Face aux critiques de l’opposition sur une supposée incohérence entre l’organisation d’un référendum et le report des élections après la sortie médiatique du président de la République, Germain Kambinga a apporté une lecture différente. Pour cet ancien ministre de l’Industrie, il ne s’agit pas de deux démarches comparables, mais de deux logiques distinctes adaptées au contexte sécuritaire actuel.

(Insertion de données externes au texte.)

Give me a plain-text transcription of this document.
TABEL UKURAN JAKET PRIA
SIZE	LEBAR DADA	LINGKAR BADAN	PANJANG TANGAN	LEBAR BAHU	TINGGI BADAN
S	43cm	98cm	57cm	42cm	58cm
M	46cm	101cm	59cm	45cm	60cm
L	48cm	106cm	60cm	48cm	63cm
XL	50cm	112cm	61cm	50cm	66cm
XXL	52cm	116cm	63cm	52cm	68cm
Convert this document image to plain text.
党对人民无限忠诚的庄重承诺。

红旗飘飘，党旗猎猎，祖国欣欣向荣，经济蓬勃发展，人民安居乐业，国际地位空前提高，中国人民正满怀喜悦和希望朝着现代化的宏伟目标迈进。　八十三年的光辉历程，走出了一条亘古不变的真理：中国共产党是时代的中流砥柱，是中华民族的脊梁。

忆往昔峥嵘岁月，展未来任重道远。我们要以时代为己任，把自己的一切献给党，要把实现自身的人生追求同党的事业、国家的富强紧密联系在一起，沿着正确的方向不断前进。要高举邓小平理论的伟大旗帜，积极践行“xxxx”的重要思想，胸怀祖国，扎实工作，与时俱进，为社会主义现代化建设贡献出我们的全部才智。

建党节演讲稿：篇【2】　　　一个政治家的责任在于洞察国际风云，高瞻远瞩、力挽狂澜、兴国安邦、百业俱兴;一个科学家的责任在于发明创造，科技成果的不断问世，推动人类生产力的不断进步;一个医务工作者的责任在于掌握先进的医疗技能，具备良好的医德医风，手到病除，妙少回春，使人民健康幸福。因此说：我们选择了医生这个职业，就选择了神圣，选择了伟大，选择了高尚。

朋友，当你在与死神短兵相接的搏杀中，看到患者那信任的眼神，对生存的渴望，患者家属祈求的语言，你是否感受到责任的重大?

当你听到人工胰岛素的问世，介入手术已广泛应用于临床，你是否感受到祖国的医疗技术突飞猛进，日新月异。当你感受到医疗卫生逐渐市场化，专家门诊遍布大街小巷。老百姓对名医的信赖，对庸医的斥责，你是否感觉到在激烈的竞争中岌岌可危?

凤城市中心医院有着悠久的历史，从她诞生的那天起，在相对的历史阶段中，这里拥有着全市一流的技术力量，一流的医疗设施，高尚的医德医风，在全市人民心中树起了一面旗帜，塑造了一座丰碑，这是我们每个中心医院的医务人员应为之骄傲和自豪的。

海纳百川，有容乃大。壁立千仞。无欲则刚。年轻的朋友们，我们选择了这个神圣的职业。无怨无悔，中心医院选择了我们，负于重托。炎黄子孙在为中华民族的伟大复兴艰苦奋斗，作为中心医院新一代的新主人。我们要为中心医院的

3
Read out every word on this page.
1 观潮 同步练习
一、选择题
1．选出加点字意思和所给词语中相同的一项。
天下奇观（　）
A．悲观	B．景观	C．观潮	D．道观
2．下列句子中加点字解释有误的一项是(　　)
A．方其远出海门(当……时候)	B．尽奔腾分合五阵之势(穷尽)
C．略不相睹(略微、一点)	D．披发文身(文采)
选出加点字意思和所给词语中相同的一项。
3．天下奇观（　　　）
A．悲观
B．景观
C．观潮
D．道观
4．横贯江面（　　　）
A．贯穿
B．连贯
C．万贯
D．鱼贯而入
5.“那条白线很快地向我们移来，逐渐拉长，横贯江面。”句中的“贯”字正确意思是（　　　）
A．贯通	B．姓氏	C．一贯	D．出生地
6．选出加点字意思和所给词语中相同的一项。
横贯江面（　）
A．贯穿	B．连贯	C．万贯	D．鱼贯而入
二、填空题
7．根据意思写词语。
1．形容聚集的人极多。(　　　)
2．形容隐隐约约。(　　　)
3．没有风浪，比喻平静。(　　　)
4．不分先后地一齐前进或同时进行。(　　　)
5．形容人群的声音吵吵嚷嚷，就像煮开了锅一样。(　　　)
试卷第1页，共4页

Dans une interview accordée, le mercredi 13 mai à Actu30.cd, il a indiqué que le référendum répond à la question du « quoi », c’est-à-dire l’organisation et la structuration de l’État à travers la Constitution, tandis que les élections répondent à la question du « qui », soit le choix des dirigeants.
« Ce n’est pas du tout contradictoire », insiste-t-il, soulignant que la Constitution constitue un cadre juridique qui s’impose à tous, contrairement à une élection qui repose sur l’adhésion populaire à des candidats.
Dans un contexte marqué par la guerre dans l’Est du pays, Germain Kambinga estime qu’organiser des élections générales serait inapproprié, voire risqué.
Le Président du regroupement politique »Le Centre’ évoque notamment le rôle du Président de la République comme commandant suprême des forces armées, dont l’autorité ne saurait être fragilisée en pleine période de conflit.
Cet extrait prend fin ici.